Published on

Understanding Cartesian Explosion in EF Core and How to Avoid It

Authors

Understanding Cartesian Explosion in EF Core and How to Avoid It

Entity Framework Core (EF Core) is a powerful ORM (Object-Relational Mapper) for .NET applications. However, it comes with its own set of challenges. One such issue is Cartesian explosion, which can significantly impact performance if not addressed properly. In this blog post, we’ll explore what Cartesian explosion is, how it happens in EF Core, and practical ways to avoid it.


What is Cartesian Explosion?

A Cartesian explosion occurs when querying related data in EF Core results in an unexpectedly large dataset due to the nature of SQL joins. This typically happens when you use multiple Include or ThenInclude statements to eagerly load related entities.

SQL joins can produce duplicate rows for the main entity, especially in many-to-many or one-to-many relationships. When multiple relationships are involved, the result set grows exponentially, causing a "Cartesian explosion." This increases memory usage, data transfer size, and query execution time, potentially slowing down your application.

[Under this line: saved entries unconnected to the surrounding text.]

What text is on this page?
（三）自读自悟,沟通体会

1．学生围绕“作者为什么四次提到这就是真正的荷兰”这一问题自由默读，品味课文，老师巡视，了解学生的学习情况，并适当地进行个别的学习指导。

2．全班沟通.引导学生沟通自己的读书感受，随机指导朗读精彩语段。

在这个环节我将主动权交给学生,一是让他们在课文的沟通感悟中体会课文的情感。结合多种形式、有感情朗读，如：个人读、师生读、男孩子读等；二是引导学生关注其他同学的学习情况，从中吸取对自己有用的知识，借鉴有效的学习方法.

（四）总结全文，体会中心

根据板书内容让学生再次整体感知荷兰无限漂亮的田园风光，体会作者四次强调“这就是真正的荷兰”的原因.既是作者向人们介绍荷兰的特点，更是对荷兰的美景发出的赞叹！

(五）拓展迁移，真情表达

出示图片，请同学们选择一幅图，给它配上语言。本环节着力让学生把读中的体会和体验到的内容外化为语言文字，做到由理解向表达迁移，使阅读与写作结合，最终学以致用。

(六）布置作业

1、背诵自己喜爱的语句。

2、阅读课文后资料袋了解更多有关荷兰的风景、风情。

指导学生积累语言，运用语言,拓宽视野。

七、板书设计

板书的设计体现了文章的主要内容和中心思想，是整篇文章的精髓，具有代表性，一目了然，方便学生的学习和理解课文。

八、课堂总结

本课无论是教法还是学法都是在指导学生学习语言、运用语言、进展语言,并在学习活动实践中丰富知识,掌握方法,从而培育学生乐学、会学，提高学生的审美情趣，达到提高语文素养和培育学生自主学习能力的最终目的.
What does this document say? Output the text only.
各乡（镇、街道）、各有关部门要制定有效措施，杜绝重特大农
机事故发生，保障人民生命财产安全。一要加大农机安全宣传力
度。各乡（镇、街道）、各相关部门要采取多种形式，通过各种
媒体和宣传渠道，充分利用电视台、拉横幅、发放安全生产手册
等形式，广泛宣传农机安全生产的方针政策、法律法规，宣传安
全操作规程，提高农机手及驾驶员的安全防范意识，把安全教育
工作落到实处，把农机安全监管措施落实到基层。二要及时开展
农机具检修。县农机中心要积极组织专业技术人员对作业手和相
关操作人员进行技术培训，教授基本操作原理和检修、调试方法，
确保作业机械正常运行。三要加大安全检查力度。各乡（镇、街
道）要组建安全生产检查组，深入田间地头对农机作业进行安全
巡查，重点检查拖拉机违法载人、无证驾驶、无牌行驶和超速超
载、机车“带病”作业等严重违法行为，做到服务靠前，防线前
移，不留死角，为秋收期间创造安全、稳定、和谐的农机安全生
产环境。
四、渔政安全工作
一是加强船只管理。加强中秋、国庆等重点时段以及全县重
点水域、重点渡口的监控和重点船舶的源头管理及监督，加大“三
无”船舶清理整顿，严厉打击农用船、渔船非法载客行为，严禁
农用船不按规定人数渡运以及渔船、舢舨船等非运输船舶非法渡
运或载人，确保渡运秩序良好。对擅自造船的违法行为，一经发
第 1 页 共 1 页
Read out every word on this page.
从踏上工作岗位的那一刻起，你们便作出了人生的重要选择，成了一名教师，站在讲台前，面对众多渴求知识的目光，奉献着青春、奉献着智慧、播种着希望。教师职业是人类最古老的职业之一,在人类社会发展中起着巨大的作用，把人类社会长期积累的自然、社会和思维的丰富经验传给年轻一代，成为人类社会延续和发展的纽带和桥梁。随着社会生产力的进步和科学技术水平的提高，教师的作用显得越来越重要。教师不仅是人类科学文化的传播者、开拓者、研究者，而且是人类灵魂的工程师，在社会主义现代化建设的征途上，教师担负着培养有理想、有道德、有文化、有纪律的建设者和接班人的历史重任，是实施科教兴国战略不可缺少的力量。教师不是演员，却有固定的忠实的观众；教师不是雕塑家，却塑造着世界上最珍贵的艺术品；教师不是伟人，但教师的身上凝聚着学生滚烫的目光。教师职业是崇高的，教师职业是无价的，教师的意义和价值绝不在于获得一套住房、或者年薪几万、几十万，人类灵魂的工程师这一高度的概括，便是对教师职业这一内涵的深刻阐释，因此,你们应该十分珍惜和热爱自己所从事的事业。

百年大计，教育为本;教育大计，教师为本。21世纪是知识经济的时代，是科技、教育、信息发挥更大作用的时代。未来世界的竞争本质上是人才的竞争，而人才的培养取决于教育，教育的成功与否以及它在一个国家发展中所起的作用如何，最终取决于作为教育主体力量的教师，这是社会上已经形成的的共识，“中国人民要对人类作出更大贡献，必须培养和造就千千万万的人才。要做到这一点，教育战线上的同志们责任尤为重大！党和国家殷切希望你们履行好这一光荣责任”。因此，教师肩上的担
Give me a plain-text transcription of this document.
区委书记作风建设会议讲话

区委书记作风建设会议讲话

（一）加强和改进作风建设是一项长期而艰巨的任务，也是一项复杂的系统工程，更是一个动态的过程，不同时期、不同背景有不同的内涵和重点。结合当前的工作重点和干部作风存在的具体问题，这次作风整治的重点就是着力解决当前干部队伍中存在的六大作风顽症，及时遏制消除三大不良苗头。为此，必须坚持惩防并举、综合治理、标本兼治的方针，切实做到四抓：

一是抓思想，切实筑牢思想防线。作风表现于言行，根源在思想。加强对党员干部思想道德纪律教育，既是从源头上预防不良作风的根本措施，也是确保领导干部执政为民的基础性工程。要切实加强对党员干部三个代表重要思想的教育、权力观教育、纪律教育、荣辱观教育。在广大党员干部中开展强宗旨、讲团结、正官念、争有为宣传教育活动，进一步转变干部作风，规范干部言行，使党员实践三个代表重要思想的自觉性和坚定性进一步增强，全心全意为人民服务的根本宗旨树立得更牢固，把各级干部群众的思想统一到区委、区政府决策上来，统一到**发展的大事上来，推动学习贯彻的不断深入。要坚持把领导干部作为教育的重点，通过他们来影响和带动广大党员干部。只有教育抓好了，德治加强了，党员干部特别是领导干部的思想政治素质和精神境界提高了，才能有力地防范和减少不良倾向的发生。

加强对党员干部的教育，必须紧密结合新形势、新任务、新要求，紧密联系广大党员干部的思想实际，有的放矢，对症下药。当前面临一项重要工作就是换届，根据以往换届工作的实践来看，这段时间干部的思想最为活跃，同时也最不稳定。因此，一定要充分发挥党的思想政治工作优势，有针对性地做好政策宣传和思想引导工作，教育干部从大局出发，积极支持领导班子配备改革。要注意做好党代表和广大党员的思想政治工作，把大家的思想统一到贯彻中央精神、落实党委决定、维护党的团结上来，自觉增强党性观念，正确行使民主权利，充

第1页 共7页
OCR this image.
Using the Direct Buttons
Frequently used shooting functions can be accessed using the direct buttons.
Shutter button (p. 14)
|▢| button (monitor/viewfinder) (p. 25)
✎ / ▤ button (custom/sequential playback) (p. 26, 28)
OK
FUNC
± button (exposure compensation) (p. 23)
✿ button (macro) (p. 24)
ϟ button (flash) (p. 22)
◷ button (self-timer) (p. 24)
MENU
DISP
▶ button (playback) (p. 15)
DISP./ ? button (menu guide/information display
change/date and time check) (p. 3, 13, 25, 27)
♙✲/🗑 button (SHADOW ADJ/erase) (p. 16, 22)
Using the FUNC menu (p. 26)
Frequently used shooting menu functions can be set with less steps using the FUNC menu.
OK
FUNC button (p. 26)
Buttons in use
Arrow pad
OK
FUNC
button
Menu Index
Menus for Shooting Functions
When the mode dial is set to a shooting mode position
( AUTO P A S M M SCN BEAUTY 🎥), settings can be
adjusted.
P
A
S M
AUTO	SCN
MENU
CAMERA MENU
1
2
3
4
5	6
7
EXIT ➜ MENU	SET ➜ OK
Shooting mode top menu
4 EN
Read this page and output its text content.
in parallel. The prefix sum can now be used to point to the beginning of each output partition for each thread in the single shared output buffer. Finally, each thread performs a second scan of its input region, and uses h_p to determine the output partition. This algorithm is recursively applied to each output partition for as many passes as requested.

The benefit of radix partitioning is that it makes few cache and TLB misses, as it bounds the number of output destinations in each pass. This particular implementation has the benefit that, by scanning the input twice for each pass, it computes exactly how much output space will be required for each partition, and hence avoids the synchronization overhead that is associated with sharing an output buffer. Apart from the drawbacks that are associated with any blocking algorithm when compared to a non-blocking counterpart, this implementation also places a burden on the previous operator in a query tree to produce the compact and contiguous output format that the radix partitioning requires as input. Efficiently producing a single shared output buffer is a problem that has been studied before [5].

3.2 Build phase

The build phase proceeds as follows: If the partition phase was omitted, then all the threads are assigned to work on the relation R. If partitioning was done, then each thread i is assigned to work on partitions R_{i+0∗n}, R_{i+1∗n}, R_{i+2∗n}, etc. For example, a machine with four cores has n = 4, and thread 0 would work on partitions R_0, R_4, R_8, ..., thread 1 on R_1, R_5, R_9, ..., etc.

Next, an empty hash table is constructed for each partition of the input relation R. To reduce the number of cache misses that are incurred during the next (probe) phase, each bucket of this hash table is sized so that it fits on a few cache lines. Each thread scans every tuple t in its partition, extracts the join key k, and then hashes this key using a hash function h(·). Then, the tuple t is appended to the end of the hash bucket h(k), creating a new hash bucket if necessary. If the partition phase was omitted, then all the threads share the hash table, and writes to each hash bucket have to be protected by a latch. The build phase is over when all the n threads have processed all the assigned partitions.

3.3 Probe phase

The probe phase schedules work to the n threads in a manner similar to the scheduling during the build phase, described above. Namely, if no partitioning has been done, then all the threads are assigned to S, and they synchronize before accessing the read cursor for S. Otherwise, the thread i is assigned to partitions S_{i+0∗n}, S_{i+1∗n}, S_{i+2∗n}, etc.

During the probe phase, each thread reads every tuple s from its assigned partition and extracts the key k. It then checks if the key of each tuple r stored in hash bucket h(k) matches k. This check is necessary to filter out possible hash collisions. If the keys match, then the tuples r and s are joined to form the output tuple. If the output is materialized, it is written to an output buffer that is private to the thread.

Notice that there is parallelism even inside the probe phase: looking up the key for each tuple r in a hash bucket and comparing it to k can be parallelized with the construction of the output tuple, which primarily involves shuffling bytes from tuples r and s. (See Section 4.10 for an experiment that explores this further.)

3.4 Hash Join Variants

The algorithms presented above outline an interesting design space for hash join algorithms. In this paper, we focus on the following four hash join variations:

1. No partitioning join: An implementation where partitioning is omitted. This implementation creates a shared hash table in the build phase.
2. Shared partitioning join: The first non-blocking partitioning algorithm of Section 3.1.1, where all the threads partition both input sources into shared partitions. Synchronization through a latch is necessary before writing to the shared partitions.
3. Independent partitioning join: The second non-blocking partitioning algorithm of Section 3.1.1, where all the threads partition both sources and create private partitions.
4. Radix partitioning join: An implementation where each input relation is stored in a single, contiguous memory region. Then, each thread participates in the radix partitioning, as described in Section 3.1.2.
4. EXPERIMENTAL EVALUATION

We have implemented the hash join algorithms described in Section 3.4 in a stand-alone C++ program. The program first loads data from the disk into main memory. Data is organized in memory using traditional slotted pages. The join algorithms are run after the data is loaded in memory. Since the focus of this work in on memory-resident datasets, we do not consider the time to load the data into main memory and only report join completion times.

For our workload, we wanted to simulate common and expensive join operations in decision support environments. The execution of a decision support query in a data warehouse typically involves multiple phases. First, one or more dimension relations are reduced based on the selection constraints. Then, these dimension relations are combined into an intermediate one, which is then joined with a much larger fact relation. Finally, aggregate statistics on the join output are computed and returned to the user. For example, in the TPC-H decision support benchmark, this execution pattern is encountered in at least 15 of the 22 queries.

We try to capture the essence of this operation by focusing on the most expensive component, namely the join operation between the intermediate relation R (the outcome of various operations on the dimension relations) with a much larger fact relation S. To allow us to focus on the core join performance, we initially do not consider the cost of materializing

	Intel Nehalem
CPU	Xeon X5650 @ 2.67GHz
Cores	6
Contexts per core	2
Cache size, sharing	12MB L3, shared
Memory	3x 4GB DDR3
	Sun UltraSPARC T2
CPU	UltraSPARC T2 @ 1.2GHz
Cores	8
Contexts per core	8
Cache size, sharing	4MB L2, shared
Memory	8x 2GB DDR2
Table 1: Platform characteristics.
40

Example Scenario: How Cartesian Explosion Happens

Let’s consider a simple example with the following EF Core entities:

public class Order
{
    public int Id { get; set; }
    public string OrderNumber { get; set; }
    public List<OrderItem> OrderItems { get; set; }
    public Customer Customer { get; set; }
}

public class OrderItem
{
    public int Id { get; set; }
    public string ProductName { get; set; }
    public int Quantity { get; set; }
    public Order Order { get; set; }
}

public class Customer
{
    public int Id { get; set; }
    public string Name { get; set; }
    public List<Order> Orders { get; set; }
}

Suppose you write a query to fetch orders, along with their related order items and customer details:

var orders = dbContext.Orders
    .Include(o => o.OrderItems)
    .Include(o => o.Customer)
    .ToList();

SQL Query Generated by EF Core This query generates the following SQL:

SELECT o.*, oi.*, c.*
FROM Orders o
LEFT JOIN OrderItems oi ON o.Id = oi.OrderId
LEFT JOIN Customers c ON o.CustomerId = c.Id;

Problematic Result Set

If an order has:

  • 5 OrderItems
  • 1 Customer

The query will return 5 rows, with the Customer data repeated in each row. This duplication can grow exponentially as the number of related entities increases. For example:

  • If there are 3 relationships with 5, 10, and 20 records respectively, the result will have 5 × 10 × 20 = 1000 rows.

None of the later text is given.